Pada tahun 1895-1896, dimulai eksplorasi pertambangan di Bengkulu yang berada di onderafdeeling Lebong dan menemukan emas dalam endapan primer di lebong Donok. Selanjutnya, temuan tersebut mulai diambil alih oleh Mijnbouw Maatschappij Rejang Lebong yang berdiri pada tanggal 10 februari tahun 1897.
Semakin pentingnya produk-produk hasil pertambangan pada masa revolusi industri saat itu menjadikan sektor pertambangan adalah komoditas penting yang harus dilindungi dan di eksploitasi untuk kemajuan Belanda. Maka pada tahun 1899, pemerintah Belanda membuat Undang-Undang “Indische Mijnwet”, yaitu paket perundangan untuk pertambangan.

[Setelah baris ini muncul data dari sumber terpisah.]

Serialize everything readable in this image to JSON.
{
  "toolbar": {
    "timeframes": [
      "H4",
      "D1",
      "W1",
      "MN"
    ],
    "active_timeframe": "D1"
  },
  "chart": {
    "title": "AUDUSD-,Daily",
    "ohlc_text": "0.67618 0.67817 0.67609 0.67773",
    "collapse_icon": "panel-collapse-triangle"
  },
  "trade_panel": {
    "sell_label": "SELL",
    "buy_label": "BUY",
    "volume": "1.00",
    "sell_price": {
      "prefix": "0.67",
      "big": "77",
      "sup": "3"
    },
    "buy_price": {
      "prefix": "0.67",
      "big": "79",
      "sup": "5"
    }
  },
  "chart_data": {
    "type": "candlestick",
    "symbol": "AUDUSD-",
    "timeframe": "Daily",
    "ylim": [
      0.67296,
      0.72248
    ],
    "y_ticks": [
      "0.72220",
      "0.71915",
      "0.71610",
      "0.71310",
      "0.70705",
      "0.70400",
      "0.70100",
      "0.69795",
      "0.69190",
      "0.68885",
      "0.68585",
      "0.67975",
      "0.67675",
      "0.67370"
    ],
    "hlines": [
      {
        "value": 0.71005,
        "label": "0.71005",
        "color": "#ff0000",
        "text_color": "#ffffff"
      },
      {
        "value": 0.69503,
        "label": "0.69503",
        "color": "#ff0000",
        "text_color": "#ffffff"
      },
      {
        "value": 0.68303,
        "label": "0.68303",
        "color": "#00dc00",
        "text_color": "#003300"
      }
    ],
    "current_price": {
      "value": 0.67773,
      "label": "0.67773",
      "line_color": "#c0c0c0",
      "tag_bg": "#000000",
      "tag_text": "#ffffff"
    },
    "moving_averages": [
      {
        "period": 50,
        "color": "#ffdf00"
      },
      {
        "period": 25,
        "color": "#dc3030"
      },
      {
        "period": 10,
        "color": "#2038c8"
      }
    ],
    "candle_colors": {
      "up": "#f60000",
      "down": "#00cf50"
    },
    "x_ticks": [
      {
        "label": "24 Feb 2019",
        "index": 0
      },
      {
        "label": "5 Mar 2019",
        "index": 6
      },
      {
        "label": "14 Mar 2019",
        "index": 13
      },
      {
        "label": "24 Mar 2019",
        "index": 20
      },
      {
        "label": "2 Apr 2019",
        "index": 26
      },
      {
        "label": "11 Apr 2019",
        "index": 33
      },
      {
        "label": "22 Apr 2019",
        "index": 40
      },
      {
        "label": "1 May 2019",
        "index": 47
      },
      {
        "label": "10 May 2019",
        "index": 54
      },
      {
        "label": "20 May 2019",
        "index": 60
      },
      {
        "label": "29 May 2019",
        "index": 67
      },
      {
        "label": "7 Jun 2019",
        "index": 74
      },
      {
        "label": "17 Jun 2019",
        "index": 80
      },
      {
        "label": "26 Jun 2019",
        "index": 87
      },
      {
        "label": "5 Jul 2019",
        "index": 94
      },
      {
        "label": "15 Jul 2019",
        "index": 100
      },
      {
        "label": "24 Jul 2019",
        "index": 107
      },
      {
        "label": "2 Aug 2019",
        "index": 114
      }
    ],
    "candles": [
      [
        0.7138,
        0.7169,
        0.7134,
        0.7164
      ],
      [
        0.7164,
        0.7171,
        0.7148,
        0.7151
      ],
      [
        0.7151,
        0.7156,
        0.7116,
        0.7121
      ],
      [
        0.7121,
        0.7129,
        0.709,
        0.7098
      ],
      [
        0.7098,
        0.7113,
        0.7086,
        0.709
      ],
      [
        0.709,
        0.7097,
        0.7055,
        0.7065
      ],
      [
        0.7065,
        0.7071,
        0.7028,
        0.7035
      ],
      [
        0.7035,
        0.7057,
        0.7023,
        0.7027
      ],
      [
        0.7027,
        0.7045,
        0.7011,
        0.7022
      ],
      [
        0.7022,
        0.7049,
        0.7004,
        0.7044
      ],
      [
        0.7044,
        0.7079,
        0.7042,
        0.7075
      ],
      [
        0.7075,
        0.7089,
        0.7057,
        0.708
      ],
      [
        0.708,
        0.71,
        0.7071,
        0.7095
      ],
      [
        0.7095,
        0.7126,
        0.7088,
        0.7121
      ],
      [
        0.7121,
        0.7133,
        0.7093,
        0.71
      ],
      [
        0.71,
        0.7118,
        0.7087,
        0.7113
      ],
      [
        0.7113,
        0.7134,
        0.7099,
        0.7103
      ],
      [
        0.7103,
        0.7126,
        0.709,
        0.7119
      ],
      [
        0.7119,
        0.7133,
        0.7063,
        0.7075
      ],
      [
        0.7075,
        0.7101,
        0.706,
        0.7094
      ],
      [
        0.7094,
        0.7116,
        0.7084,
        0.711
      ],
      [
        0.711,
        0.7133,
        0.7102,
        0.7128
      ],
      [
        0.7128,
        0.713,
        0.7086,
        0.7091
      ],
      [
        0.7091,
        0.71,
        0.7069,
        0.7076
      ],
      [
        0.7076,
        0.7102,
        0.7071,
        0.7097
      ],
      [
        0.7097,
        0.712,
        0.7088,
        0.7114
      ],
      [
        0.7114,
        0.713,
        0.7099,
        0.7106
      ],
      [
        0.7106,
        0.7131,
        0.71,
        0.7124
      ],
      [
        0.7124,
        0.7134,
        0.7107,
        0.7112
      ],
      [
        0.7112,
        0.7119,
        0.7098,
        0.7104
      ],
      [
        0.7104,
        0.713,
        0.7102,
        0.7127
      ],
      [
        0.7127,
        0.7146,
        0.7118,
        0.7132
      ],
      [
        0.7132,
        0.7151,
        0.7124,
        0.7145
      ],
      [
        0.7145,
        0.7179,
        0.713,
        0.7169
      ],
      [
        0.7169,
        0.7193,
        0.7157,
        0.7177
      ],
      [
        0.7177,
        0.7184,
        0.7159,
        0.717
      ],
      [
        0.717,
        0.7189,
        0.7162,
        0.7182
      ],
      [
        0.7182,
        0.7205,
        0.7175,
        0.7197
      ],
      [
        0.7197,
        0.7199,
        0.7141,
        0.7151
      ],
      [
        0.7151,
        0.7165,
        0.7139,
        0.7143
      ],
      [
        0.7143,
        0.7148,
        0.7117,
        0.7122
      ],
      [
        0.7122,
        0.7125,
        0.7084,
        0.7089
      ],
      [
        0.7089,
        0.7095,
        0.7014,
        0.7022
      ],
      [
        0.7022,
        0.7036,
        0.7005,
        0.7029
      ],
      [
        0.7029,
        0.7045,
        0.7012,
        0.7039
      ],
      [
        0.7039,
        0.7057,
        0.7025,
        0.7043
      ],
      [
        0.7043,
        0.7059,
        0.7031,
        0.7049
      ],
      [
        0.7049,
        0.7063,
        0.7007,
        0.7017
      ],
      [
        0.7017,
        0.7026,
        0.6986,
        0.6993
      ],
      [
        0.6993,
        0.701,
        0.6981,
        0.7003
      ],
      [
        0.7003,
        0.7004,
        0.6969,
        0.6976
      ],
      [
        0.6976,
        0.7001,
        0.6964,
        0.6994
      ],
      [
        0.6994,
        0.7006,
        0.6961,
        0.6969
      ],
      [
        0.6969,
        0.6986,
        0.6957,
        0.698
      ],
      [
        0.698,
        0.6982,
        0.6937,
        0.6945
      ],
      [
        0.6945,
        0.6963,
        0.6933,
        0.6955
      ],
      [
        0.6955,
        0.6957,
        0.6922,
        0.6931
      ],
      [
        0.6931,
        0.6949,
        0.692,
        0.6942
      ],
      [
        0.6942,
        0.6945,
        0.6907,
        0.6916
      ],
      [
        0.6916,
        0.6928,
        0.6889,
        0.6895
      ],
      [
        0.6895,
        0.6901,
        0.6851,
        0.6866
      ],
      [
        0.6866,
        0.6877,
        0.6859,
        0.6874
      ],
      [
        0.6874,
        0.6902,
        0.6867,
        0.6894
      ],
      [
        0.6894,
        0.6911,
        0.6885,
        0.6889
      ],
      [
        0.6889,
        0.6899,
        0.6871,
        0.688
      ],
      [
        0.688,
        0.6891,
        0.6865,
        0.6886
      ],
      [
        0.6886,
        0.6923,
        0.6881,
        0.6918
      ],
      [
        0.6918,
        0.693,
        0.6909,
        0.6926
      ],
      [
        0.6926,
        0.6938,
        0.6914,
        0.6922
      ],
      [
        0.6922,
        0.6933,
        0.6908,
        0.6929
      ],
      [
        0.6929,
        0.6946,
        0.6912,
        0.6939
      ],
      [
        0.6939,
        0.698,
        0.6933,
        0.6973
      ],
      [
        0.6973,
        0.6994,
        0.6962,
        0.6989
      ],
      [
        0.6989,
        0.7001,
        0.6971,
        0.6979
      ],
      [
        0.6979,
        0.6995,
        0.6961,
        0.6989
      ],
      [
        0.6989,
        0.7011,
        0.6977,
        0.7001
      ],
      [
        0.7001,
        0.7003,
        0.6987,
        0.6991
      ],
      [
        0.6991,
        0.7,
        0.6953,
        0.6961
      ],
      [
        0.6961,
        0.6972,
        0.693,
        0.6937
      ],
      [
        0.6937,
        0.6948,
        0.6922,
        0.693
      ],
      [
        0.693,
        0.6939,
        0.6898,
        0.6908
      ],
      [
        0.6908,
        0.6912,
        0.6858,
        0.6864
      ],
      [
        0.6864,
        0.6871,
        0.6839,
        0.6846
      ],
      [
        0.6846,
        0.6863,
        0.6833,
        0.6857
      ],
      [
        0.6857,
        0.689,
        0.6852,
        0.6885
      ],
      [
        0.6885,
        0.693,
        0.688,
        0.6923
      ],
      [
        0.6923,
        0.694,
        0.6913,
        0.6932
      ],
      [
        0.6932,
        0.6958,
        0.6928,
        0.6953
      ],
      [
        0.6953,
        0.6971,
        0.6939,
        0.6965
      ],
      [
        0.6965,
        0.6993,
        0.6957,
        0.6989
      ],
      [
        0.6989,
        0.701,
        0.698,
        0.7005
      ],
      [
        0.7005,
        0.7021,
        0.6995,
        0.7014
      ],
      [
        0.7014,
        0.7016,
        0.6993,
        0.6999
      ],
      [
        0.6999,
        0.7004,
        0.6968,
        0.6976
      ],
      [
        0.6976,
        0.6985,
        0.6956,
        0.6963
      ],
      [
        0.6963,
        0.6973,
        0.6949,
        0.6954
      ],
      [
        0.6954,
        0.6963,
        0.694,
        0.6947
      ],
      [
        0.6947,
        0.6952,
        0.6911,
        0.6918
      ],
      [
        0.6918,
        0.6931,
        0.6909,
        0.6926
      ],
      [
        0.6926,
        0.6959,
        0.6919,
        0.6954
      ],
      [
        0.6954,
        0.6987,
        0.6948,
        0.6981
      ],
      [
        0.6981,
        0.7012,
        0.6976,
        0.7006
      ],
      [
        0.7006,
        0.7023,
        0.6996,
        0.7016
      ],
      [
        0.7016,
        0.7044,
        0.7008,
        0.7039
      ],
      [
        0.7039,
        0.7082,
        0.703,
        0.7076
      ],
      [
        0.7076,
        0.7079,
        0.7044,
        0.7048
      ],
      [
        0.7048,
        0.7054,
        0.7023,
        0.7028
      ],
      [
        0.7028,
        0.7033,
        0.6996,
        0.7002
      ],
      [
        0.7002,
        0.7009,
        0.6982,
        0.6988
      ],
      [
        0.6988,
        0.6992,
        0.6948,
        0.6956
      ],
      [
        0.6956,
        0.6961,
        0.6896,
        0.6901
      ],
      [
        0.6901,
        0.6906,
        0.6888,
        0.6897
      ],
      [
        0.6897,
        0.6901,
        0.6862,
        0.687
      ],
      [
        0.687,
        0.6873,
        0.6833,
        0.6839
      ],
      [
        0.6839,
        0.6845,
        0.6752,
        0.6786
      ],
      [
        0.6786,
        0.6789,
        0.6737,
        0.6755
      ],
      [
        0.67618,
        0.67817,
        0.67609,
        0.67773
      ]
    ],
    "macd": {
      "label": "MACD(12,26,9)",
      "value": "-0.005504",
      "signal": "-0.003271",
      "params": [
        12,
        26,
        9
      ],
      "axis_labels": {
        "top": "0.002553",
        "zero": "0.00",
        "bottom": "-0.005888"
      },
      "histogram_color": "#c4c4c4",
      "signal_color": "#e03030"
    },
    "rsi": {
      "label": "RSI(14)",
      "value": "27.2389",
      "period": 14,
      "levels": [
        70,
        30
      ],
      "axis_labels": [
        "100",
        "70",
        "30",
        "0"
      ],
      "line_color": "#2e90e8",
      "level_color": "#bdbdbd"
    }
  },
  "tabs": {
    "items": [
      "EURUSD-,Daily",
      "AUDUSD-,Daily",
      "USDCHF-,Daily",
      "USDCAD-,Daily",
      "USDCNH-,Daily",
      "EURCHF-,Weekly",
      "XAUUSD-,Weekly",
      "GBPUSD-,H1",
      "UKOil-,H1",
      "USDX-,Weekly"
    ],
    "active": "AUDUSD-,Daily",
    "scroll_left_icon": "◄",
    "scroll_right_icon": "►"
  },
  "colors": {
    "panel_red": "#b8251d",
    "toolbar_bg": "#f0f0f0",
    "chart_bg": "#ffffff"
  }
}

Menurut Undang-Undang ini pemilik tanah (penduduk setempat) tidak memiliki hak apapun atas sumberdaya mineral yang terdapat di dalam wilayah yang dimilikinya. Selam perjalanannya peraturan ini mengalami beberapa kali perubahan, tetapi perubahan yang dimaksut adalah semakin dibukanya keran investasi untuk sektor industri ekstraktif ini. Yang pada akhir 1938, Indische Mijnwet ini telah berhasil menggalang “massa investor” pertambangan di Hindia-Belanda.
Di Pulau Sumatera, emas sudah lama diusahakan oleh rakyat. Kegiatan penambangan emas modern ditandai dengan dibukanya tambang Lebong Donok, Bengkulu pada tahun 1899. Jenis cebakan yang dikerjakan adalah cebakan emas primer. Usaha itu disusul oleh pembukaan tambang-tambang lain seperti Simau (1910), Salida (1914), Lebong Simpang (1921) dan Tambang Sawah (1923).
Tambang Manggani di Sumatera Barat mulai berproduksi pada tahun 1913, tambang yang diusahakan oleh perusahaan Equator ini bertahan sampai tahun 1931, kemudian beralih kepemilikan dan dibuka kembali pada tahun 1939 oleh Marsman’s Algemeen Exploratie Maatschappij atau lebih dikenal MAEM. Tambang-tambang lain yang dibuka sesudah era 1930-an yaitu daerah Belimbing, Gunung Arum pada tahun 1935 dan dikelola oleh perusahaan Barisan, daerah Bulangsi dikelola oleh Sumatra Goldmijn Ltd dan Muara Sipongi pada 1936.
Selain menambang bijih emas primer, “MAEM” juga mengusahakan emas yang berasal dari endapan aluvial (sekunder) di Meulaboh Aceh yang dibuka pada tahun 1941 dan berlangsung hingga pecahnya Perang Dunia II. Tambang emas aluvial lain terdapat di Logas Riau dan diusahakan oleh perusahaan Bengkalis.